After the recent launch of Sciencescape, here is another startup pledging to help us cope with the enormous amount of data and literature at our disposal. SciCurve uses PubMed‘s library of 23 million references to generate visually pleasing graphs and curves that helps you grasp trends in literature. It comes with three main functionalities
Observing trends for your field of study.
For academic researchers, knowing about the publication trends in a field is fundamental when writing a review or a grant proposal. Is this field new? Has is been prolific in the 70s and is coming back? Or is it the latest hot field and is in exponential growth? SciCurve saves you the trouble of going through PubMed results and manually copy/pasting the number of search results. Simply enter one or more keyword and it will display a timeline of the number of publications and citation counts over the past 14 years.
Exploring research networks.
One particularly challenging task when exploring the literature, is to quickly find the key papers, on which most of the field is based. Manually going through papers and tracing back the original work is time-consuming, and the large amount of information gathered could end up be confusing. SciCurve helps you analyse the literature automatically and helps you understand its findings by generating representations of how paper are interconnected.

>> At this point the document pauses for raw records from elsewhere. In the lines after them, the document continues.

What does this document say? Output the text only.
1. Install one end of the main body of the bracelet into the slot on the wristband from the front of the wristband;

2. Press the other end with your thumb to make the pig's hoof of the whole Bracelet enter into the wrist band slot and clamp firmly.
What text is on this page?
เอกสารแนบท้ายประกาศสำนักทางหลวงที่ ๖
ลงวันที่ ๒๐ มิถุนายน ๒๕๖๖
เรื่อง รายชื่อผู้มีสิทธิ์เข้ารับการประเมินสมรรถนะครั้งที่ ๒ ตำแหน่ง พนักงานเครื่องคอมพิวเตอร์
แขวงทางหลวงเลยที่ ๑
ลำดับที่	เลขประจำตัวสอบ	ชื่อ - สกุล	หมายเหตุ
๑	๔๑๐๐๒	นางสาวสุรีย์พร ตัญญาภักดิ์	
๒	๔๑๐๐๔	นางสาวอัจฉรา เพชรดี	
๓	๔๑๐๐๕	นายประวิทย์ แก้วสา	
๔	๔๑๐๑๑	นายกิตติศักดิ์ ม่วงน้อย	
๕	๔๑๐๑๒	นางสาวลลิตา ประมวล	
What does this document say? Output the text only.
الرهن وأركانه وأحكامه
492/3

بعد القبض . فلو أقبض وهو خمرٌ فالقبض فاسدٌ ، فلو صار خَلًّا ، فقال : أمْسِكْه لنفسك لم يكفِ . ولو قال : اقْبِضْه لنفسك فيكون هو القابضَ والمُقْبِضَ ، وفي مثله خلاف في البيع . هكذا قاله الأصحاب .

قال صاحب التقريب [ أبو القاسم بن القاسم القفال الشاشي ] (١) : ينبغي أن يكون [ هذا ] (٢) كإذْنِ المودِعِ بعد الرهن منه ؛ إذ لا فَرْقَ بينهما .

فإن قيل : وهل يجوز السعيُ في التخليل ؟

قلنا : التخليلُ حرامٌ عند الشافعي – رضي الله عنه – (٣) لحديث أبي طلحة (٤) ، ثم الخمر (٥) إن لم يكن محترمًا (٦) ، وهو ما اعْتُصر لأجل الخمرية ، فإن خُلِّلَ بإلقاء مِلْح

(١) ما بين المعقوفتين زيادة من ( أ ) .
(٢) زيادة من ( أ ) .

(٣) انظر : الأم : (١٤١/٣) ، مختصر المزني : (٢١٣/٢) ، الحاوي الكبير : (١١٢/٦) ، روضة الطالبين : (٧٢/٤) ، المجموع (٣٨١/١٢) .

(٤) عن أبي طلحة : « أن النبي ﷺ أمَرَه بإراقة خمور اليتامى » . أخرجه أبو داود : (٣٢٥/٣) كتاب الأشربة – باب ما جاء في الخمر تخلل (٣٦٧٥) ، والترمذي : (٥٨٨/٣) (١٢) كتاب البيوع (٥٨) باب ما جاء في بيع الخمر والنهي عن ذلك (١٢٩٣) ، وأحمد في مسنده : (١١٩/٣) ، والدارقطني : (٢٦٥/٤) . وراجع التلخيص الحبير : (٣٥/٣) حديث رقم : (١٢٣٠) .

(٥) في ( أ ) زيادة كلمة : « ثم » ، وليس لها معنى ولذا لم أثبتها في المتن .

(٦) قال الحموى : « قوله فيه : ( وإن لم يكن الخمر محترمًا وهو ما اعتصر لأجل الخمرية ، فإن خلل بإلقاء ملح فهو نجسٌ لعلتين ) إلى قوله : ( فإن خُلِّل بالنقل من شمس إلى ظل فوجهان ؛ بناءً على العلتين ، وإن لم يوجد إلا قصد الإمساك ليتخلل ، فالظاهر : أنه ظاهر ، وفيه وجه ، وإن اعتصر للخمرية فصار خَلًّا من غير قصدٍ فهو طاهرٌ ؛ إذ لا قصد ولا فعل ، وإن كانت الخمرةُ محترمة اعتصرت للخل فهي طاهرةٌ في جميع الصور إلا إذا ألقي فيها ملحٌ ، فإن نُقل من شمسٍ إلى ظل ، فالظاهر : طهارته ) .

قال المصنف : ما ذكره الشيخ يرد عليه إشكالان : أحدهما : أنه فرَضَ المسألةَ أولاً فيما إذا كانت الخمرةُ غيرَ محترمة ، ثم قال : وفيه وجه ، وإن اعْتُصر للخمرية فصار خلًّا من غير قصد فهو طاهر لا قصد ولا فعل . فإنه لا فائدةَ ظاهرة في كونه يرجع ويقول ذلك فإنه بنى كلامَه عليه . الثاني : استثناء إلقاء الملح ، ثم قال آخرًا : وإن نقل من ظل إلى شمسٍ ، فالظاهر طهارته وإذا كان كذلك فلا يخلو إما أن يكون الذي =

The network tab displays a map of the network of publications based on citation relationships. Important papers tend to form nodes from which radiates the papers citing that work. Key papers, and the articles citing them can then easily be identified.
Second, the map function places on a map top papers of the field represented by circles of size proportional to their relevance. SciCurve clusters similar papers together, naturally point-out relevant sub-fields. This is particularly useful to understand what a field might entail.
Finding who drives the scientific endeavour?
SciCurve also automatically generates author profile pages, including a map of their most frequent co-authors and a list of their publication. Wondering who are the most prolific authors in your field? SciCurve can identify the key authors in a particular field and map them out as a function of their publication record.
The graphs and maps, but not the raw data, can be downloaded in the free version of SciCurve. An enterprise version, with more advanced functionalities is offered for a fee. SciCurve also supports Zotero and Mendeley integration which allows you to easily export references to your favorite citation management tools.
Beyond a rather obvious usefulness for academics and R&D scientists, this sort of tool could be interesting for general practitioners and other medical specialists that do not have the time to grasp the latest trends in medical research. Publishers and research databases could also use this approach to improve their search engines by providing a more data-rich and more visual experience to their users.